Sunday, October 9, 2016

Pepe as Quasi-Religion

If you've read other posts on this blog you probably are aware that I interpret quasi-religion in a functional way: a social structure characterized by adaptive group dynamics coalesced by morality and sacralizing acts.  I use List & Pettit's judgement aggregation work for morality and Atran's In God We Trust for sacralizing acts.

In practice this means I tend to interpret religion rather liberally: it's mainly constrained by the role of Big Brothers, Big Brother feedback, and resonating rituals and hypersensitive sacred value norms.

So with this in mind, I've been finding the emergence of Pepe fascinating.  What are the main things to watch for?
  • Does its satirizing provide group-level protections for individual agents?
  • Around what things will group level morality emerge?
  • What are its sacramental acts (if any)?
The most interesting thing about the Pepe meme is its ironical essence.  While many Pepe memes are downright disgusting, my academic interest isn't determining moral values or costs. Rather, it's seeing what dynamics a given social phenomenon captures or portends.

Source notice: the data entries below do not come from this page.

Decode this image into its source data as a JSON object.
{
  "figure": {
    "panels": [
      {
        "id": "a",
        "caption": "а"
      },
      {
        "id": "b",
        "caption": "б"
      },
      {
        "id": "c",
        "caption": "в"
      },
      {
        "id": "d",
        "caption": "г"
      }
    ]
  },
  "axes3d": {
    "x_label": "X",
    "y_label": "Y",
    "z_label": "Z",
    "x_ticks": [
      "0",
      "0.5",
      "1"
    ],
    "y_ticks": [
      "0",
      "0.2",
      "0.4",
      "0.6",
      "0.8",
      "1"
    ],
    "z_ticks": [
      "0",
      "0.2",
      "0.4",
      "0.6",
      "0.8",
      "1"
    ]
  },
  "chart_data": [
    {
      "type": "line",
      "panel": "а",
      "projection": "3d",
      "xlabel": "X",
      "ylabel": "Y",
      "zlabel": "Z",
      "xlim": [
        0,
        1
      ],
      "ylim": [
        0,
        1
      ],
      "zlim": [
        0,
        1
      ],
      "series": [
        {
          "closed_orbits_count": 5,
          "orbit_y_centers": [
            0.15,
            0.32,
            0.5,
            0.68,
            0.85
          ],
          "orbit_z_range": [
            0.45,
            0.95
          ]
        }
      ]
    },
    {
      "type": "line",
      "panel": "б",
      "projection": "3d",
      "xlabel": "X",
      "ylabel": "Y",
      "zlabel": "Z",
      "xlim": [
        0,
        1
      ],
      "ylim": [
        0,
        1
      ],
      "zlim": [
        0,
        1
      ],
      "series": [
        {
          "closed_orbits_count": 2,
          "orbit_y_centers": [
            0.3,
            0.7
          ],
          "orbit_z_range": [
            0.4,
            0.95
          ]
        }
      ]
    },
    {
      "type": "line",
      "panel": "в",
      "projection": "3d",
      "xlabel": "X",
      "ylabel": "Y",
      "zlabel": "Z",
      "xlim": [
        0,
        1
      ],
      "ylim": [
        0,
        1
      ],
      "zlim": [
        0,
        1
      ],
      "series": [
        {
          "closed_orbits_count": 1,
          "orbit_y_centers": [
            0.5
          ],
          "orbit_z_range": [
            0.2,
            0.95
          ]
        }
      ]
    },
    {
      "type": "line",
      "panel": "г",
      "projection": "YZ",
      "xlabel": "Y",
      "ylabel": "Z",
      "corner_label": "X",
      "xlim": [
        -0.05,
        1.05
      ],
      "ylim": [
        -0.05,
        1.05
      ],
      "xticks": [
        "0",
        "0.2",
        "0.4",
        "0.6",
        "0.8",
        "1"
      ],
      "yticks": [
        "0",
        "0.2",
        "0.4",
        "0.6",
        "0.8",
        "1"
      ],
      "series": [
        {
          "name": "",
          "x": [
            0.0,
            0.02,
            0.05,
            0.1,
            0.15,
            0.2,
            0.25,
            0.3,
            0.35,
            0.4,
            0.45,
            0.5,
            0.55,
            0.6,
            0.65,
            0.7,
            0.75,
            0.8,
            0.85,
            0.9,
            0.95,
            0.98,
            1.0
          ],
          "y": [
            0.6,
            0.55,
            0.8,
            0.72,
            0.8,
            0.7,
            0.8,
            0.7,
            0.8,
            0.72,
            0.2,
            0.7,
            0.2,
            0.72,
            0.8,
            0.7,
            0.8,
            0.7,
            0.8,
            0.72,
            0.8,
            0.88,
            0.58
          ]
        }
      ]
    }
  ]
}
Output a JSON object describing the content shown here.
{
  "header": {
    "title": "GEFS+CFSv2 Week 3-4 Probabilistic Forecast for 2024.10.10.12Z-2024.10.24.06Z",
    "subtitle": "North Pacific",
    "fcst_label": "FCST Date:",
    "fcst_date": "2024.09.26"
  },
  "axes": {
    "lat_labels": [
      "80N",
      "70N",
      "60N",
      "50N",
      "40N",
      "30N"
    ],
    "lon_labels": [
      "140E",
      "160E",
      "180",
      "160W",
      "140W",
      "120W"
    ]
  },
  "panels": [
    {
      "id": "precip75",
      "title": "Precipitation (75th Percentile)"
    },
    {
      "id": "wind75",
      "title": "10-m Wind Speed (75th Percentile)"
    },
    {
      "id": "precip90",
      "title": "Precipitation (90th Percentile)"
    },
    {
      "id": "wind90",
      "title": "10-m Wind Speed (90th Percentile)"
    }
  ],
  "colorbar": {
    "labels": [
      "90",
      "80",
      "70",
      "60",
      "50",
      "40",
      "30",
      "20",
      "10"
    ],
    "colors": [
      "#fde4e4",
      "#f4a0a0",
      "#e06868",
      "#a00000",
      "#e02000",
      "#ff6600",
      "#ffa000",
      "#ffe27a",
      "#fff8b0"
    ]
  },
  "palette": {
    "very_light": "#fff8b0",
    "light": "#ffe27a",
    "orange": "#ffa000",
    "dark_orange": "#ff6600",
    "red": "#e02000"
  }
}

One thing Pepe introduces is a bifurcating phase change between social justice norms and individual independence norms.  This is representative of a classic-levels-of-selection tension.  In this particular case, one side pushes to eliminate discrimination (certainly a noble goal - although means definitely matter), the other side pushes against this (or perhaps for some sort of individual liberty).  The sacred values of both sides clash.

Social justice's sacred values seems to center on removing all quarter for discrimination.  Rituals associated with this revolve around social change acts, protests, & virtue signalling (individually and via mob action).  The sacred value on the Pepe side have yet to settle.  My suspicion is that it will settle down around acts of irony and satire: a very unusual, Volterian position.

It's unusual because pure acts of protest are parasitically dependent upon their host: conditions change and the core unifying act dissolves.

In terms of quasi-religion, mocking and ridicule will be the equivalent of social protest and action. The interesting thing here is that such satire is really easy to do.  Fighting against something is always easier than fighting for something.

Because low brow satire against things doesn't have as much unifying power as protests & rallies for something, alt-right satire is at a population-limit disadvantage.  In this dimension it can't unify as large a grouping as social justice.  However, satirical meme production has minimal costs.  On this dimension it has a slight population-limit advantage over social justice virtue signalling: finding someone or something to signal against isn't quite as easy as whipping up a piece of low-brow satire/offense.

Pepe also gets a slight population advantage limit because rebellion in the West is socially favoured over hegemony (within-group competition at the nation level currently seems to be favoured over between-group competition). So Pepe has room to grow as long as:

  1. Pepe meme costs are low (anonymity can be maintained so norm enforcement punishment is minimized)
  2. Existential nation-level threats stay minimized (between group selection pressure stays below within group pressure)
Point 2 is an interesting one.  Existential threats from tolitalitarian Islamic extremists are minimized by social justice values.  Existential threats from internal right wing extremist are maximized.  Pepe is set to receive high levels of norm compliance enforcement.  This should drive the group into protective adaptive group dynamics (which certainly can be facilitated by quasi-religious dynamics).

However, the most interesting thing here is the moral mission likely to emerge with Pepe: A duty to mock and ridicule.  This is a very odd religious value to have.  It very much reminds me of pre-revolutionary 18th century France during the time of Voltaire and the popularization of satire.  

It also reminds me of  D.S. Wilson's analysis of self-interest vs. group-interest in religions

mutual help
Table 1: classically religious "altruistic" groups

rational self-interest
blind desires
irrational values

Table 2: Randian "self-interested" groups

From this analysis, Pepe, is likely to turn into a self-interest weapon.  Ridicule is directed at those things an individual wants to take down, rather than those thing the group necessarily wants to take down.

Extreme individuality sews the seeds of its own group destruction.